Aga Khan’s University’s Brain and Mind Institute (BMI), in partnership with the Mental Health Alliance of Kenya (MHAK), hosted a consultative forum with stakeholders, including insurance companies, regulators, policyholders, private sector, academia, government, and non-profit organizations, for a roundtable discussion on how to improve efficiency in the insurance sector concerning mental health.
Access to quality insurance for people with certain mental illnesses is still challenging. Many insurance policies do not cover pre-existing conditions except after a year. For example, some private insurance schemes do not cover neurodevelopmental disorders for individual cover holders.
Additionally, all insurance providers have clauses that expressly exclude suicide victims or attempted suicide survivors from insurance claims or coverage.
“Mental health is a human right, and people living with mental illness should not be subjected to unnecessary barriers to access to care,” said Prof Zul Merali, BMI Founding Director.
The socioeconomic progress of people with mental illnesses is impacted, and this happens because of decreased productivity, strained relationships, and cycles of disadvantage and poverty. The health, quality of life, and life expectancy of people with mental health disorders can all be improved by investments in mental health, which can also lessen suffering.

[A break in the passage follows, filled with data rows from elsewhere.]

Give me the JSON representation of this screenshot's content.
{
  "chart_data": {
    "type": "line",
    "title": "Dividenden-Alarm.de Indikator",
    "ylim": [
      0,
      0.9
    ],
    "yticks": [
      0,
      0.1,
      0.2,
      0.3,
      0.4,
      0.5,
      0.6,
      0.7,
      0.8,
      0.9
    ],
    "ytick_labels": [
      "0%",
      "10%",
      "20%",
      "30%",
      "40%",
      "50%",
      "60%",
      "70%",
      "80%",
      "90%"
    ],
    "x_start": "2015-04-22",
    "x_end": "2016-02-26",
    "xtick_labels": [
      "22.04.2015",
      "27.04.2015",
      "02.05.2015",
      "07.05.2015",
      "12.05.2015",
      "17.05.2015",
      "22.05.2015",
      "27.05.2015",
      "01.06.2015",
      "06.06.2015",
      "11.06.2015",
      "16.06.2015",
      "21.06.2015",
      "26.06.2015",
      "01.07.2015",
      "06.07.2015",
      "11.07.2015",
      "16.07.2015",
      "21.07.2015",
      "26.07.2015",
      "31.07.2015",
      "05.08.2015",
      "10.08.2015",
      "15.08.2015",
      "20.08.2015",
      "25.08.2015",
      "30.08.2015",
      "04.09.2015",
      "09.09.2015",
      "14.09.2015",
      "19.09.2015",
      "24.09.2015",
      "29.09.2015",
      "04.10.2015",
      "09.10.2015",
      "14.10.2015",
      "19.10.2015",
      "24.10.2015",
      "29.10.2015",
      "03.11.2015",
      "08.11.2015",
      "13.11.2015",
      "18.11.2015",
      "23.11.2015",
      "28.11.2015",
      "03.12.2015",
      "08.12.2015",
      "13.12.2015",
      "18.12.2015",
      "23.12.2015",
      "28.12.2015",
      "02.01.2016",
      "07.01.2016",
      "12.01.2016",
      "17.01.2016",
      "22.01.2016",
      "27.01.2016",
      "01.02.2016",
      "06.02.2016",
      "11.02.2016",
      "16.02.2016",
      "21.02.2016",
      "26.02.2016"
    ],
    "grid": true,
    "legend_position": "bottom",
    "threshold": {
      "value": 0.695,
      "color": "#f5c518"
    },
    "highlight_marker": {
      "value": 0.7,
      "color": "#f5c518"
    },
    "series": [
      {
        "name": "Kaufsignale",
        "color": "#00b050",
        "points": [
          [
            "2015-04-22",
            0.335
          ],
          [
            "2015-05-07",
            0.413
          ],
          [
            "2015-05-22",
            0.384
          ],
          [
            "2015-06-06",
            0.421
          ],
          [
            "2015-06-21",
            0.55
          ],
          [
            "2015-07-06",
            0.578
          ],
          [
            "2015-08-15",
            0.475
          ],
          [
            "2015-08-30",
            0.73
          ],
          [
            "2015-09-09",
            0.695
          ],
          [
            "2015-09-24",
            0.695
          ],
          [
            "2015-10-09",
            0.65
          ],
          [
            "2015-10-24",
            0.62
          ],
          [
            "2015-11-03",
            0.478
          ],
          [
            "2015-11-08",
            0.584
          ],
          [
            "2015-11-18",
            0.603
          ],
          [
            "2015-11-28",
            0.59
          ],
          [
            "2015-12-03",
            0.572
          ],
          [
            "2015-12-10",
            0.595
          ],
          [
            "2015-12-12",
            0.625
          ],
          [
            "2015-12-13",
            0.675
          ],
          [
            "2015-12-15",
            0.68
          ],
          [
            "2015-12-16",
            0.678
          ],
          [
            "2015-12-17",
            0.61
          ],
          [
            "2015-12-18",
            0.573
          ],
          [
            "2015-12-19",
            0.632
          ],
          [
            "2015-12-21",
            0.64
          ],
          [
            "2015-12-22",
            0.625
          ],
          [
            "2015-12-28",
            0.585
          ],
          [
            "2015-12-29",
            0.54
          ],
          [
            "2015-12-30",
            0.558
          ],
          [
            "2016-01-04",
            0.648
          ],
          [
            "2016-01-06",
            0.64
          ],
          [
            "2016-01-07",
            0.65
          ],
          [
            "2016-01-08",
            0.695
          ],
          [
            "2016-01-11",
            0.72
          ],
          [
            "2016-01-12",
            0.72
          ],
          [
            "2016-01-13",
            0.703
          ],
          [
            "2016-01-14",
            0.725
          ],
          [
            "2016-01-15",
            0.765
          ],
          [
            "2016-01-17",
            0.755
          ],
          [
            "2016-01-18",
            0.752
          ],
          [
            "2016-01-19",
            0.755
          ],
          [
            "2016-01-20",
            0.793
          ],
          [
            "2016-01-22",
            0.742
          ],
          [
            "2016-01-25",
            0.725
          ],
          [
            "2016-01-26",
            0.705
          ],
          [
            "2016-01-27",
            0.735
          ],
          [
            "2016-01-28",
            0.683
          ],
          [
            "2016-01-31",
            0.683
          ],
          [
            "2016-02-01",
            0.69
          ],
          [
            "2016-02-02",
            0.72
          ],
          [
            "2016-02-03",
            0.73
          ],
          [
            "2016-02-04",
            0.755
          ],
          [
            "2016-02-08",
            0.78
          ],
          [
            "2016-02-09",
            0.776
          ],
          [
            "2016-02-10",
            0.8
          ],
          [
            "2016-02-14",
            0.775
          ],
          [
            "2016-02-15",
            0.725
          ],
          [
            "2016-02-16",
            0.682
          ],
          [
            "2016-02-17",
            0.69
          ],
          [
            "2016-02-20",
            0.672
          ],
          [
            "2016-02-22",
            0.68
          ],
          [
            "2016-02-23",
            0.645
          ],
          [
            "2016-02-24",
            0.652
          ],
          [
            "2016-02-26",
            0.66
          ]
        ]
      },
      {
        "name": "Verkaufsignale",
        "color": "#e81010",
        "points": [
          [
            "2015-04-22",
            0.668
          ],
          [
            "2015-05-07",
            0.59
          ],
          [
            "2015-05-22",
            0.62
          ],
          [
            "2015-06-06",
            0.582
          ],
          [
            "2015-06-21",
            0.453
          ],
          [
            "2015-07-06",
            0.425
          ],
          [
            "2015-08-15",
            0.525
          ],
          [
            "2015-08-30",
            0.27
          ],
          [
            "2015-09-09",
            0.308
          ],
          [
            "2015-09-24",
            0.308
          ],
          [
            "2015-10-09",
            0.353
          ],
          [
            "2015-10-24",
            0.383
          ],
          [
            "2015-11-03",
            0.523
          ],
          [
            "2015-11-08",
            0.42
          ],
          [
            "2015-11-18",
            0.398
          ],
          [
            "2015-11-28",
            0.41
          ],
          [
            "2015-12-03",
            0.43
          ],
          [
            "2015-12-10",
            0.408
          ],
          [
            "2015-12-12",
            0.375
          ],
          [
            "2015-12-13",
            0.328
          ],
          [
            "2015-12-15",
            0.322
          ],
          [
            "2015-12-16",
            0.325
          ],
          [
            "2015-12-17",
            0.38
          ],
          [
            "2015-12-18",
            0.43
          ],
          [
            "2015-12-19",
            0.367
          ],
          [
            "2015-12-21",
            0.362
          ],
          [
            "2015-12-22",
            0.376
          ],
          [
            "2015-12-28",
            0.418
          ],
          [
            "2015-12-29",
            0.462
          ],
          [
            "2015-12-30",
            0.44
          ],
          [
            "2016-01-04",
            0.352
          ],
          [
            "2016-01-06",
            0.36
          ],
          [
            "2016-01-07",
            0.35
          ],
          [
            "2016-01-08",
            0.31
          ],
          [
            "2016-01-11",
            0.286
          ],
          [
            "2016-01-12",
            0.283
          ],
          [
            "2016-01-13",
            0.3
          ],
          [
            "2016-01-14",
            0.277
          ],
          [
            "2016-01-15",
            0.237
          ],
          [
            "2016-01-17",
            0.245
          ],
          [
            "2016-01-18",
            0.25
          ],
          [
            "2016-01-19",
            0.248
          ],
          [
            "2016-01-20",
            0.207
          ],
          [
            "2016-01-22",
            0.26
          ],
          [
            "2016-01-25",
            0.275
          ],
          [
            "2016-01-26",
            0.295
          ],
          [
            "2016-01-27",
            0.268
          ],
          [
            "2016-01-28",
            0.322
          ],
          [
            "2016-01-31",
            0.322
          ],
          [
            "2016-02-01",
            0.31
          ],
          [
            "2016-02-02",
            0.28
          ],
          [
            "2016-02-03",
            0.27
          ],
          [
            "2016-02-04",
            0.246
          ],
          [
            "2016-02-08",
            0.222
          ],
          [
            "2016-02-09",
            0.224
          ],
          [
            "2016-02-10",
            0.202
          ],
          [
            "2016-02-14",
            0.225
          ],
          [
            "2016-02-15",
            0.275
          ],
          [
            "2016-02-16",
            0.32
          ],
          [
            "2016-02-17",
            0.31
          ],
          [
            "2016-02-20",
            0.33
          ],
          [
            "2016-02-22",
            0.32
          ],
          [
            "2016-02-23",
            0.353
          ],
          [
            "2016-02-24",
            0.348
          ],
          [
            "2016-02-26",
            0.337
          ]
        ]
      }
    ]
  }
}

“Treating mental illness has an actual return to the economy. Therefore, we should look at mental health coverage as an investment rather than an expenditure,” said Prof Lukoye Atwoli, BMI Associate Director and Dean, Medical College, East Africa Aga Khan University.
While the newly signed Mental Health (Amendment) Bill states that “a person with mental illness shall have the right of access to medical insurance for the treatment from public or private health insurance providers.” It is clear that there is a divide between practice and policy.
“It is an offense to discriminate against people with mental illnesses, and the law is clear. Moreover, mental health is an essential package in Universal Health Coverage. Still, there needs to be proper pricing for mental illnesses,” said Dr. Nasri Omar, Mental Health System and Policy Lead, Ministry of Health.
Insurance covers that limit mental health conditions include ordinary life, which has no coverage or extension; group life which charges a higher premium; medical, which gives a lower benefit; and group personal accident with the potential of denial of claim and sub-limits.
“We need to explore other options for ensuring coverage for mental health. For example, insurance companies can start by testing excluded mental health coverage and using generated data after a while to make a clearer decision,” said Prof Zul Merali.
The forum was meant to promote the efficiency and effectiveness of claim resolutions for users of psychiatric services and to review the state of insurance regarding mental health services in Kenya. The stakeholders also explored avenues to bridge the gap between policy and practice and carry out comparative best practices studies.